“哦,好。”盛夏应道。

状似无意地走到讲台边布告栏看了下值日表,看到自己的任务是扫地。盛夏走到教室后面的角落,找了把趁手的扫把,拎起簸箕准备扫地了。

在教室里扫地并不是很方便,桌腿、椅子腿哪哪都是障碍物。

好不容易扫完了,就听班长喊她:“盛夏,黑板擦一下。”

盛夏顿住手中的活:“这不是我的任务吧?”

班长走过来:“是陆择的活,上次是我做的。”

盛夏:“……”班长都这么说了她还能说什么?

盛夏把扫把放回去,然后走上讲台,拿起黑板擦开始擦黑板。但她的个子显然不够高,上面有很大面积擦不到,而且擦了一会儿手就感觉好酸。

此时班长又喊她:“干的擦完要用湿的再擦一遍。”

“抹布在哪里?”盛夏问班长。

班长走过来,打开讲台下面的柜门:“喏,在这里。”

“谢谢。”

黑黢黢的柜子角落里有一堆抹布,看起来挺脏,没一块干净的。

盛夏蹲下来,立即闻到一股味道,是抹布用完后没有及时清洗并晾干而发出的臭味。她有洁癖,用两根手指捏着抹布的一角在一堆抹布里挑挑拣拣,想找一块干净点的。
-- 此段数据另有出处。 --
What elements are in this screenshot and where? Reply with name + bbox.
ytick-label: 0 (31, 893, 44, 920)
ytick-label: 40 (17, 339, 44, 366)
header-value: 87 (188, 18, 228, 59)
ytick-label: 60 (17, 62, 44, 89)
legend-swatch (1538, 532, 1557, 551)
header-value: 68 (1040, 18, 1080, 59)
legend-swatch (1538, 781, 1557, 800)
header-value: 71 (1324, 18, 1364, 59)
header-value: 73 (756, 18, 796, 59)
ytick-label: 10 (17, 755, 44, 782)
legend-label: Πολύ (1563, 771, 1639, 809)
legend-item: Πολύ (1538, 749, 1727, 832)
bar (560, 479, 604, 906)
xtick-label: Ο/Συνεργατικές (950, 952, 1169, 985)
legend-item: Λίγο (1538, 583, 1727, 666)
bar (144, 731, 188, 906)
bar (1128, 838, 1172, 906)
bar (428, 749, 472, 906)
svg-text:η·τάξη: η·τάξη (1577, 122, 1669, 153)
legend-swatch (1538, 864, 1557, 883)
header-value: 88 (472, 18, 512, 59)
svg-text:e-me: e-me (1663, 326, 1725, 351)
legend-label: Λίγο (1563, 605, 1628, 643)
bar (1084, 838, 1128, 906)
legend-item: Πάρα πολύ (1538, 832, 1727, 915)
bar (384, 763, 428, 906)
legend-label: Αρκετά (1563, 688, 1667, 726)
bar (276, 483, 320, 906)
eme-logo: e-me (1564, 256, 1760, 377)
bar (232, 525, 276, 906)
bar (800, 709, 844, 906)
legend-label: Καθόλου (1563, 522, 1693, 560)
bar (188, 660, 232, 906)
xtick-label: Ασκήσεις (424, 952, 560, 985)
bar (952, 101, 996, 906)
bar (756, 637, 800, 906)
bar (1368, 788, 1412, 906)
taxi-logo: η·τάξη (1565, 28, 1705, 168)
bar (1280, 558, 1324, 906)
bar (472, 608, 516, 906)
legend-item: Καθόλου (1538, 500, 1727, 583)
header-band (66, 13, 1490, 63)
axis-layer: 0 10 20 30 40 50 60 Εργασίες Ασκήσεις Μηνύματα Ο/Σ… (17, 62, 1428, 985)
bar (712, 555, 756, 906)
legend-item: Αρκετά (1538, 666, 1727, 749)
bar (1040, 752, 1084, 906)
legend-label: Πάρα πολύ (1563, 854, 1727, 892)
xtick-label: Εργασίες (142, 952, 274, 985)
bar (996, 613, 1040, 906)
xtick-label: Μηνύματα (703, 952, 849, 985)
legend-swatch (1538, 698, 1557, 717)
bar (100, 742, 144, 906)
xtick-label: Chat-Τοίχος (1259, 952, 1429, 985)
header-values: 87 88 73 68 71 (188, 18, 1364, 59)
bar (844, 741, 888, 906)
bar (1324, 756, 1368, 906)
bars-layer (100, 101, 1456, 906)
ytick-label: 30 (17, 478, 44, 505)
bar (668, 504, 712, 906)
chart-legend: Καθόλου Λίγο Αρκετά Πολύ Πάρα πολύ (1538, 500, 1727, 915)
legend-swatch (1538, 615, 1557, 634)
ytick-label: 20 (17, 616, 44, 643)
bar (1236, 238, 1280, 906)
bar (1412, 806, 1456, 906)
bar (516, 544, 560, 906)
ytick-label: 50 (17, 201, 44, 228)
把挑出来的抹布搁在讲台上,抬头看了眼,黑板上方的板书还没擦。把自己的椅子搬到讲台上,盛夏站到讲台上擦。

越擦手臂越酸,而且站在椅子上仰着头,一手扶着黑板,时不时垫脚,总有一种一不小心就要摔下去的忐忑感觉。

忽然停下手中的动作,深吸一口气,盛夏把板擦扔在讲台上。

她不干了!

见盛夏转身往门外走,班长忙跟上来:“盛夏你干嘛?”

“去找陆择叫他自己擦!”

盛夏去往篮球场,路上经过小卖部门口感觉口渴就买了瓶汽水。

她很快来到篮球场。

夕阳的余辉撒在篮球场上,陆择在篮球场中一群男生里也是显现的。夕阳把他的发梢染成金色,刀刻一般的侧脸被夕阳镶了一道金边,他的脸像是会发光一样。

少年在球场中躲避着对手,奔跑、假动作,行至篮板旁,起跳扣篮,球进了。

周围围观的爆发出一声“喔——”

有女生围在篮球场边看球。

大概是高一新生,声音里还透着股新鲜劲,脚步也蹦蹦跳跳着:“那个是高二的陆择吗?”